Dalam film itu, Jojo dibesarkan oleh ibu tiri bernama Nani. Dalam kehidupan yang serba miskin, Jojo muncul sebagai siswa yang cerdas di sekolahnya tetapi harus pergi mengamen untuk memenuhi kebutuhan keluarganya.
Di sisi lain, Nani sebagai seorang ibu tiri kerap meluapkan emosinya kepada Jojo. Nani sendiri adalah seorang ibu-ibu yang selalu marah dan lelah – mengingat tokoh Nani selalu digambarkan menggunakan koyok di banyak kesempatan.

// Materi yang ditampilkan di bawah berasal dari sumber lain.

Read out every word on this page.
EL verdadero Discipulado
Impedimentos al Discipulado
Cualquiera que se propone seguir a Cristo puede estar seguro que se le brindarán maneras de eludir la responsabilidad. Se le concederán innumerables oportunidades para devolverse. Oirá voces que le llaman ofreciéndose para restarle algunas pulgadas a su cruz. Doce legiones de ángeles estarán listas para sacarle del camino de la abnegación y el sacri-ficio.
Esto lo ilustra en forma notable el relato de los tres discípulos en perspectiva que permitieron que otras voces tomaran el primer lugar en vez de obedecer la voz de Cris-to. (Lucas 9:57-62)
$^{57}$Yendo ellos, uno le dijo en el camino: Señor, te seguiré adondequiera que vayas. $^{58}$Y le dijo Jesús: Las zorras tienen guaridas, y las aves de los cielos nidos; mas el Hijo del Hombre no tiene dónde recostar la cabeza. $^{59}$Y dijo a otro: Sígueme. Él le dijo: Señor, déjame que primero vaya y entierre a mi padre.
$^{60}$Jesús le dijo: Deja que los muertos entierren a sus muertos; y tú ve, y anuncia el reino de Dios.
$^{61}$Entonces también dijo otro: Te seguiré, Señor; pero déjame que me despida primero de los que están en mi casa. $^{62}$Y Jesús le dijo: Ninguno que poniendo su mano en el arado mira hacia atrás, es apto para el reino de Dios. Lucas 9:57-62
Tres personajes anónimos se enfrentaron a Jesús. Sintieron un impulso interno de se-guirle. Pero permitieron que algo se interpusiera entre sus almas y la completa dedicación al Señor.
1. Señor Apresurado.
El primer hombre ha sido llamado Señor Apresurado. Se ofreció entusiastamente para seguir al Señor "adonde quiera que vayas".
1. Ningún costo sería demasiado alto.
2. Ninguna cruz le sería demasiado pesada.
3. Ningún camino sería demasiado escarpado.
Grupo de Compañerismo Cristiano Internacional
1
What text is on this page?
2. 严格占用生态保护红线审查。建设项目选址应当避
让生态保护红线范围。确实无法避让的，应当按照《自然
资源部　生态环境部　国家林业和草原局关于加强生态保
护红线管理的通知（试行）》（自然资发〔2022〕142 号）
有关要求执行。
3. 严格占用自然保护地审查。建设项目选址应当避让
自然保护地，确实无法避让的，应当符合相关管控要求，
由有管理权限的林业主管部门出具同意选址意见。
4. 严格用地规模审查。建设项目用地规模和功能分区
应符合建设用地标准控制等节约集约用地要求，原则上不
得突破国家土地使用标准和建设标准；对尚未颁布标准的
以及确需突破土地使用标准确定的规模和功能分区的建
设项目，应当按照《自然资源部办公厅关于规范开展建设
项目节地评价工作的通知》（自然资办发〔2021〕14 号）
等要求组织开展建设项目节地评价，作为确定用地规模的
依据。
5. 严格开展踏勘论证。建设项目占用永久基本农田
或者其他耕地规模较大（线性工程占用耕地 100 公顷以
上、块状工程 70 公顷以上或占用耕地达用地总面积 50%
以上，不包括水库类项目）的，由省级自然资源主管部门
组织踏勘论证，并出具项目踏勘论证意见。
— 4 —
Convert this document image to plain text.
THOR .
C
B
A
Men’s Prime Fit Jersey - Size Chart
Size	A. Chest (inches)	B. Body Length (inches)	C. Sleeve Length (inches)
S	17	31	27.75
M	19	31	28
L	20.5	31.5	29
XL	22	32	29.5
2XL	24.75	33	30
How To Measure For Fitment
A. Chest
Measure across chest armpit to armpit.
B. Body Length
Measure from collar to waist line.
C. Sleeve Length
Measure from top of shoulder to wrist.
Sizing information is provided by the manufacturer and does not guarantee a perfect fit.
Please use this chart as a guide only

Jojo yang selalu dijadikan korban oleh Nani ini mungkin mirip dengan apa yang dialami oleh banyak kelompok minoritas di berbagai lingkungan sosial. Di Amerika Serikat (AS), misalnya, kelompok minoritas seperti warga keturunan Meksiko dan Muslim kerap dijadikan kambing hitam atas berbagai persoalan sosial di sana – khususnya pada era Presiden ke-45 AS Donald Trump.
Tidak hanya di AS, kelompok minoritas di Indonesia juga tidak jarang menjadi kambing hitam atas berbagai persoalan. Kini, mungkin, salah satunya terjadi dalam polemik kritik yang dilayangkan oleh TikToker bernama Bima Yudho Saputro alias Awbimax Reborn kepada Pemerintah Provinsi (Pemprov) Lampung.
Bagaimana tidak? Belum usai persoalan upaya pembungkaman terhadap Bima – bahkan kepada keluarganya, muncul narasi lain yang malah mempersoalkan orientasi seksual Bima.
Diskusi dan perdebatan ini muncul di platform media sosial Twitter melalui cuitan seorang komika bernama Adriano Qalbi (@adrianoqalbi). “Kayanya sih lebih berani ama pemerintah daripada come out ke orang tua,” cuit Adriano pada 16 April 2023 kemarin.
Meski tidak menyebutkan siapa yang dimaksud secara langsung, banyak warganet langsung menangkap bahwa sosok yang dimaksud adalah Bima. Tidak sedikit warganet pun membela Bima dan menganggap cuitan itu malah membahas hal yang tidak bersifat substansial.
Fenomena untuk mengalihkan persoalan dan menyudutkan kelompok lain ini bisa dibilang sering terjadi di berbagai masyarakat. Upaya untuk mencari kambing hitam seakan-akan sudah menjadi sifat alamiah manusia.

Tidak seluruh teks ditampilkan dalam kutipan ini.